The Premier League club and landowners Peel Holdings have reached agreement on the Bramley Moore Dock site near the River Mersey.
It was announced as the preferred site for the club’s proposed new stadium in January.
Liverpool City Council said it would act as a guarantor to help Everton secure funding for the project.
Planning permission would still have to be given for any development.
The club have been working with the council to find a replacement for Goodison Park.
Liverpool Mayor Joe Anderson said the purchase agreement was a “significant step”.
The local authority said it would “securitize” any loans taken out by the club – in other words act as guarantor – as it looks to find funding, expected to be in excess of £300m, for the new stadium.
Mr Anderson said: “We will provide security using our status as an organisation, enabling them to go the market to secure a loan.
“It won’t cost Liverpool City Council taxpayers any funding… Indeed, the reverse is true.
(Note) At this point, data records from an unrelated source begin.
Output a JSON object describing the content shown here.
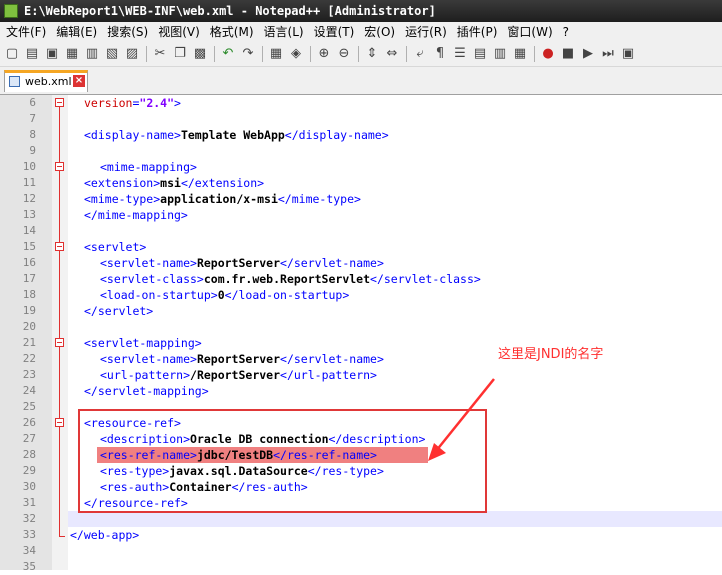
{
  "window": {
    "title": "E:\\WebReport1\\WEB-INF\\web.xml - Notepad++ [Administrator]"
  },
  "menu": [
    "文件(F)",
    "编辑(E)",
    "搜索(S)",
    "视图(V)",
    "格式(M)",
    "语言(L)",
    "设置(T)",
    "宏(O)",
    "运行(R)",
    "插件(P)",
    "窗口(W)",
    "?"
  ],
  "tab": {
    "label": "web.xml"
  },
  "annotation": {
    "text": "这里是JNDI的名字",
    "color": "#ff3030"
  },
  "colors": {
    "tag": "#0000ff",
    "text": "#000000",
    "attr": "#cc0000",
    "value": "#8000ff",
    "highlight": "#f08080",
    "annotation_box": "#e03838"
  },
  "lines": [
    {
      "n": "6",
      "indent": 1,
      "parts": [
        {
          "c": "attr",
          "t": "version"
        },
        {
          "c": "tag",
          "t": "="
        },
        {
          "c": "val",
          "t": "\"2.4\""
        },
        {
          "c": "tag",
          "t": ">"
        }
      ]
    },
    {
      "n": "7",
      "indent": 0,
      "parts": []
    },
    {
      "n": "8",
      "indent": 1,
      "parts": [
        {
          "c": "tag",
          "t": "<display-name>"
        },
        {
          "c": "txt",
          "t": "Template WebApp"
        },
        {
          "c": "tag",
          "t": "</display-name>"
        }
      ]
    },
    {
      "n": "9",
      "indent": 0,
      "parts": []
    },
    {
      "n": "10",
      "indent": 2,
      "parts": [
        {
          "c": "tag",
          "t": "<mime-mapping>"
        }
      ]
    },
    {
      "n": "11",
      "indent": 1,
      "parts": [
        {
          "c": "tag",
          "t": "<extension>"
        },
        {
          "c": "txt",
          "t": "msi"
        },
        {
          "c": "tag",
          "t": "</extension>"
        }
      ]
    },
    {
      "n": "12",
      "indent": 1,
      "parts": [
        {
          "c": "tag",
          "t": "<mime-type>"
        },
        {
          "c": "txt",
          "t": "application/x-msi"
        },
        {
          "c": "tag",
          "t": "</mime-type>"
        }
      ]
    },
    {
      "n": "13",
      "indent": 1,
      "parts": [
        {
          "c": "tag",
          "t": "</mime-mapping>"
        }
      ]
    },
    {
      "n": "14",
      "indent": 0,
      "parts": []
    },
    {
      "n": "15",
      "indent": 1,
      "parts": [
        {
          "c": "tag",
          "t": "<servlet>"
        }
      ]
    },
    {
      "n": "16",
      "indent": 2,
      "parts": [
        {
          "c": "tag",
          "t": "<servlet-name>"
        },
        {
          "c": "txt",
          "t": "ReportServer"
        },
        {
          "c": "tag",
          "t": "</servlet-name>"
        }
      ]
    },
    {
      "n": "17",
      "indent": 2,
      "parts": [
        {
          "c": "tag",
          "t": "<servlet-class>"
        },
        {
          "c": "txt",
          "t": "com.fr.web.ReportServlet"
        },
        {
          "c": "tag",
          "t": "</servlet-class>"
        }
      ]
    },
    {
      "n": "18",
      "indent": 2,
      "parts": [
        {
          "c": "tag",
          "t": "<load-on-startup>"
        },
        {
          "c": "txt",
          "t": "0"
        },
        {
          "c": "tag",
          "t": "</load-on-startup>"
        }
      ]
    },
    {
      "n": "19",
      "indent": 1,
      "parts": [
        {
          "c": "tag",
          "t": "</servlet>"
        }
      ]
    },
    {
      "n": "20",
      "indent": 0,
      "parts": []
    },
    {
      "n": "21",
      "indent": 1,
      "parts": [
        {
          "c": "tag",
          "t": "<servlet-mapping>"
        }
      ]
    },
    {
      "n": "22",
      "indent": 2,
      "parts": [
        {
          "c": "tag",
          "t": "<servlet-name>"
        },
        {
          "c": "txt",
          "t": "ReportServer"
        },
        {
          "c": "tag",
          "t": "</servlet-name>"
        }
      ]
    },
    {
      "n": "23",
      "indent": 2,
      "parts": [
        {
          "c": "tag",
          "t": "<url-pattern>"
        },
        {
          "c": "txt",
          "t": "/ReportServer"
        },
        {
          "c": "tag",
          "t": "</url-pattern>"
        }
      ]
    },
    {
      "n": "24",
      "indent": 1,
      "parts": [
        {
          "c": "tag",
          "t": "</servlet-mapping>"
        }
      ]
    },
    {
      "n": "25",
      "indent": 0,
      "parts": []
    },
    {
      "n": "26",
      "indent": 1,
      "parts": [
        {
          "c": "tag",
          "t": "<resource-ref>"
        }
      ]
    },
    {
      "n": "27",
      "indent": 2,
      "parts": [
        {
          "c": "tag",
          "t": "<description>"
        },
        {
          "c": "txt",
          "t": "Oracle DB connection"
        },
        {
          "c": "tag",
          "t": "</description>"
        }
      ]
    },
    {
      "n": "28",
      "indent": 2,
      "parts": [
        {
          "c": "tag",
          "t": "<res-ref-name>"
        },
        {
          "c": "txt",
          "t": "jdbc/TestDB"
        },
        {
          "c": "tag",
          "t": "</res-ref-name>"
        }
      ]
    },
    {
      "n": "29",
      "indent": 2,
      "parts": [
        {
          "c": "tag",
          "t": "<res-type>"
        },
        {
          "c": "txt",
          "t": "javax.sql.DataSource"
        },
        {
          "c": "tag",
          "t": "</res-type>"
        }
      ]
    },
    {
      "n": "30",
      "indent": 2,
      "parts": [
        {
          "c": "tag",
          "t": "<res-auth>"
        },
        {
          "c": "txt",
          "t": "Container"
        },
        {
          "c": "tag",
          "t": "</res-auth>"
        }
      ]
    },
    {
      "n": "31",
      "indent": 1,
      "parts": [
        {
          "c": "tag",
          "t": "</resource-ref>"
        }
      ]
    },
    {
      "n": "32",
      "indent": 0,
      "parts": []
    },
    {
      "n": "33",
      "indent": 0,
      "parts": [
        {
          "c": "tag",
          "t": "</web-app>"
        }
      ]
    },
    {
      "n": "34",
      "indent": 0,
      "parts": []
    },
    {
      "n": "35",
      "indent": 0,
      "parts": []
    }
  ]
}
Out of the deal for that security [Liverpool City Council] would receive a substantial amount of money, in excess of £4.4m every year.”
Legal and financial advice had been sought and the financial model will be taken to the council’s cabinet for approval, Mr Anderson said.
“For us it is a great deal – we’re spending no money.
“It is also a fantastic deal for the city because it helps us revitalise north Liverpool,” he said, adding: “It will be a catalyst for that particular area.”
No timeframe has been set for building a new stadium.
Everton’s chief executive Robert Elstone said: “Clearly, it is vital we have clarity on cost and we have to recognise that the stadium will be significantly more expensive at Bramley Moore Dock.
“To get that certainty, and ensure the stadium is affordable, we need to confirm stadium design, capacity and configuration.”
He said the club was committed to a full consultation process and keeping fans informed.
Iranian businessman Farhad Moshiri bought a 49.9% stake in Everton in February 2016 and quickly outlined plans for a move from Goodison Park, which has a capacity of 39,572.
An initial plan was to build a stadium at Walton Hall Park, a short distance north-east of the club’s home since 1892, but it was strongly opposed by local residents.
Everton also abandoned plans to move to King’s Dock in 2003, and Kirkby in 2009.
Liverpool increased Anfield’s capacity to just over 54,000 with the opening of the stadium’s Main Stand in September.